A Professor of Political Science, Bolaji Akinyemi, has requested that President Bola Tinubu to avoid confrontation with the newly sworn-in 47th President of the United States, Donald Trump.
“In the event that if I were President Tinubu, I would try to steer clear of antagonizing him because there is nothing a bully likes better than taking on people who are not strong enough to resist him,” Akinyemi said.
“You realize there is that African proverb that if you are not not sufficiently able to take on a domineering jerk and you take him on, you are just even going to languish more over it.
“That is the counsel I will give President Tinubu: try and avoid having a confrontation with him even if that means that he does things that annoy or does things that step on the interests of Nigeria. There are ways in which you could address his response without confrontation,” he said.
Prof Akinyemi, a former Director General of the Nigerian Institute of International Affairs (NIIA), criticize the inaugural speech of Trump as unacceptable, “shocking and depressing”.
The octogenarian expressed instead of revitalizing the world for peace, Trump found opportunity to threaten the rest of the world with a bouquet of hostile policies including tacking back Panama Canal, renaming the Gulf of Mexico as the Gulf of America, tariff wars, and others.
Prof. Akinyemi said the US president would “soon learn that there are repercussions to policies, to jingoism”, adding that the world is “in for a rough ride for four years” of the Trump presidency.
The previous Nigerian Minister of External Affairs said Nigeria is out of the focus on the 78-year-old most powerful president and that Africa’s most populous nation shouldn’t expect anything unprecedented from the Trump administration.
Donald Trump is confirmed as the 47th US President in the US Capitol Rotunda in Washington, DC, on January 20, 2025.
Trump was sworn in as president on Monday, succeeding Joe Biden, four years after an electoral defeat that truncated his second-term ambition.
Trump, 78, was a political outsider at his first inauguration in 2017 as the 45th president, but this time around he is surrounded by America’s wealthy and powerful.
The world’s richest man, Elon Musk, Meta boss Mark Zuckerberg, Amazon chief Jeff Bezos and Google CEO Sundar Pichai all had prime seats in the Capitol alongside Trump’s family and cabinet members.

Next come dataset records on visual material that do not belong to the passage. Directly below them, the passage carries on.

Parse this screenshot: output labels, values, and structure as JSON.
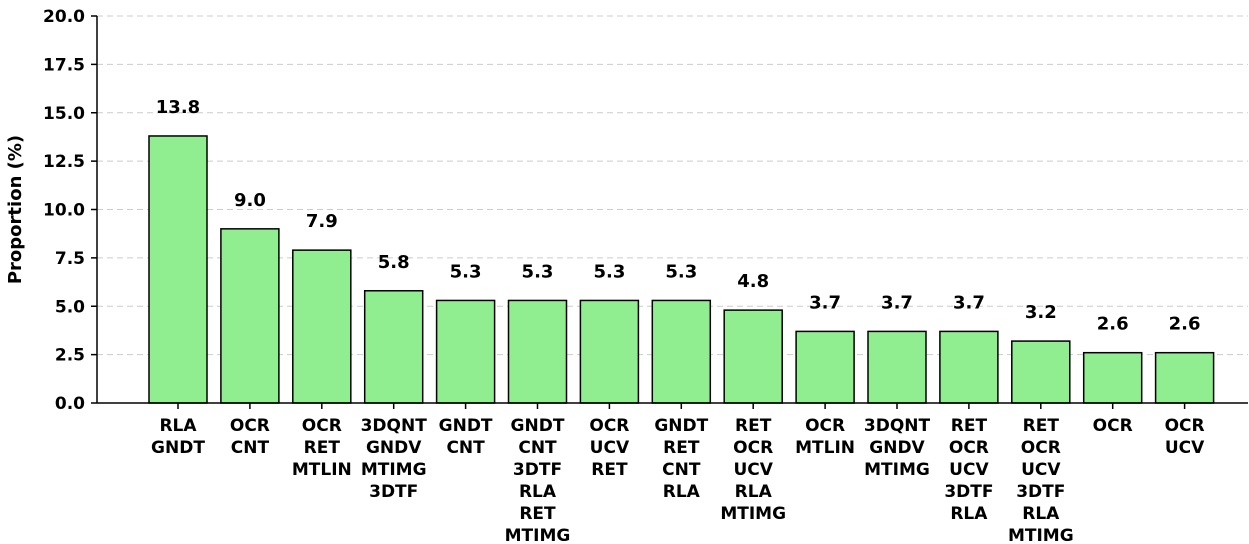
{
  "chart_data": {
    "type": "bar",
    "ylabel": "Proportion (%)",
    "xlabel": "",
    "ylim": [
      0,
      20
    ],
    "yticks": [
      "0.0",
      "2.5",
      "5.0",
      "7.5",
      "10.0",
      "12.5",
      "15.0",
      "17.5",
      "20.0"
    ],
    "grid": "y-dashed",
    "bar_color": "#90EE90",
    "categories": [
      [
        "RLA",
        "GNDT"
      ],
      [
        "OCR",
        "CNT"
      ],
      [
        "OCR",
        "RET",
        "MTLIN"
      ],
      [
        "3DQNT",
        "GNDV",
        "MTIMG",
        "3DTF"
      ],
      [
        "GNDT",
        "CNT"
      ],
      [
        "GNDT",
        "CNT",
        "3DTF",
        "RLA",
        "RET",
        "MTIMG"
      ],
      [
        "OCR",
        "UCV",
        "RET"
      ],
      [
        "GNDT",
        "RET",
        "CNT",
        "RLA"
      ],
      [
        "RET",
        "OCR",
        "UCV",
        "RLA",
        "MTIMG"
      ],
      [
        "OCR",
        "MTLIN"
      ],
      [
        "3DQNT",
        "GNDV",
        "MTIMG"
      ],
      [
        "RET",
        "OCR",
        "UCV",
        "3DTF",
        "RLA"
      ],
      [
        "RET",
        "OCR",
        "UCV",
        "3DTF",
        "RLA",
        "MTIMG"
      ],
      [
        "OCR"
      ],
      [
        "OCR",
        "UCV"
      ]
    ],
    "values": [
      13.8,
      9.0,
      7.9,
      5.8,
      5.3,
      5.3,
      5.3,
      5.3,
      4.8,
      3.7,
      3.7,
      3.7,
      3.2,
      2.6,
      2.6
    ],
    "value_labels": [
      "13.8",
      "9.0",
      "7.9",
      "5.8",
      "5.3",
      "5.3",
      "5.3",
      "5.3",
      "4.8",
      "3.7",
      "3.7",
      "3.7",
      "3.2",
      "2.6",
      "2.6"
    ]
  }
}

While Trump refused to attend Joe Biden’s 2021 inauguration after falsely claiming electoral fraud by the Democrat, this time Biden has been keen to reestablish the sense of tradition.
Biden joined former presidents Barack Obama, George W. Bush and Bill Clinton at the Capitol. Former first ladies Hillary Clinton and Laura Bush were there however ex-first lady Michelle Obama distinctly stayed away.